Cette décision de laisser quasiment intacte la loi HADOPI 2 est incompréhensible, tant il est évident que le texte néglige les libertés fondamentales, notamment le droit à un procès équitable et la présomption d'innocence, pour un bénéfice nul. Il est inquiétant que le Conseil Constitutionnel, gardien des principes les plus essentiels de notre démocratie et de notre État de droit, se soit laissé berner par ce texte absurde tant juridiquement que techniquement. La protection des libertés fondamentales des citoyens, contre l'arbitraire des accusations sans preuve, est désormais entièrement aux mains des juges qui appliqueront le texte. À défaut d'être un échec du fait de son inconstitutionnalité, l'HADOPI 2 est donc destinée à être mise en œuvre pour devenir un échec technique, culturel et politique.
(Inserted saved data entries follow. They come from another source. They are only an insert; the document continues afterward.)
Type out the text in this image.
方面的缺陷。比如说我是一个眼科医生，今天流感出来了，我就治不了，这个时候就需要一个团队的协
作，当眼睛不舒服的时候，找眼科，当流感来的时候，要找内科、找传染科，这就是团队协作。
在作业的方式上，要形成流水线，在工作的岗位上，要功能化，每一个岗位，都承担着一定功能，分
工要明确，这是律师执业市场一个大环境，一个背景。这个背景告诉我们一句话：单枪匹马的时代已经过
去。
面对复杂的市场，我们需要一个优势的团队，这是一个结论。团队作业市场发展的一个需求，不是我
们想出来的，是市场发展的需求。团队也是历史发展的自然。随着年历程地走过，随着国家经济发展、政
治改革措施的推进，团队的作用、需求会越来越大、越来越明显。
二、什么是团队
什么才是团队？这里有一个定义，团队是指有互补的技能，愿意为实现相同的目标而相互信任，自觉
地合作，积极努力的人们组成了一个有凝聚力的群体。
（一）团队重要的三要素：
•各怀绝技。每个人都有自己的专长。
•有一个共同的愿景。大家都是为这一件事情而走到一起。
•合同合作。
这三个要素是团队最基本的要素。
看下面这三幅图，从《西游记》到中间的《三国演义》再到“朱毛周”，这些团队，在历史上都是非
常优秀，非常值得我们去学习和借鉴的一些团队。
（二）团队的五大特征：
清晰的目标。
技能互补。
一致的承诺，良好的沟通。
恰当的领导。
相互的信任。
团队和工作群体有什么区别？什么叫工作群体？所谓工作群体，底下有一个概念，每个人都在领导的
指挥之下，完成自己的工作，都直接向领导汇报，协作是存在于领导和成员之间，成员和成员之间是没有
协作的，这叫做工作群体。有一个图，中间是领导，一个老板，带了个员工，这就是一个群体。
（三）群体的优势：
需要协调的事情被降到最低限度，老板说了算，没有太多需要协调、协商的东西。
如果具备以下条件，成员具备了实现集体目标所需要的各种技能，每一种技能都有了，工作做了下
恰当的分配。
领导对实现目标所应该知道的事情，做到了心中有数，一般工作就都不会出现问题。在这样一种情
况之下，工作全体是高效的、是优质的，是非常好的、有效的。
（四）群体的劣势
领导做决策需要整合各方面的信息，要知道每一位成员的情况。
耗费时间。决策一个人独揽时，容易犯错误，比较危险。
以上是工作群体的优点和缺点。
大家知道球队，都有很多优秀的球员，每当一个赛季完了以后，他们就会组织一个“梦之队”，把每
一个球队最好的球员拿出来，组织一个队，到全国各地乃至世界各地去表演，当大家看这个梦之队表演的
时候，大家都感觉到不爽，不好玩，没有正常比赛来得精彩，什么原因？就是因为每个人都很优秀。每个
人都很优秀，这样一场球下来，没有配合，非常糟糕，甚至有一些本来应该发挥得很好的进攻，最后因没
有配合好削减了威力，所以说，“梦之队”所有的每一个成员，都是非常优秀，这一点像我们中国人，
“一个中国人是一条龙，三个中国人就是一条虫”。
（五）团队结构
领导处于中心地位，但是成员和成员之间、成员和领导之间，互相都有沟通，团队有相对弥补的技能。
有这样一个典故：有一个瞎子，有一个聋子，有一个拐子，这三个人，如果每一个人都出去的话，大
« C'est un jour bien triste pour les libertés sur Internet en France. Qu'un texte comme l'HADOPI 2 puisse être ainsi validé en dit long sur l'état de nos institutions. Le chemin de croix de l'HADOPI continuera donc pour le gouvernement, qui paiera les conséquences de l'échec inévitable de sa mise en œuvre. Au programme de l'HADOPI, désormais : une note salée pour le contribuable, des condamnations injustes, et la résistance à ces mesures répressives... Les citoyens français n'ont plus qu'à louer des adresses IP dans des pays plus démocratiques. » résume Jérémie Zimmermann, porte-parole du collectif citoyen La Quadrature du Net.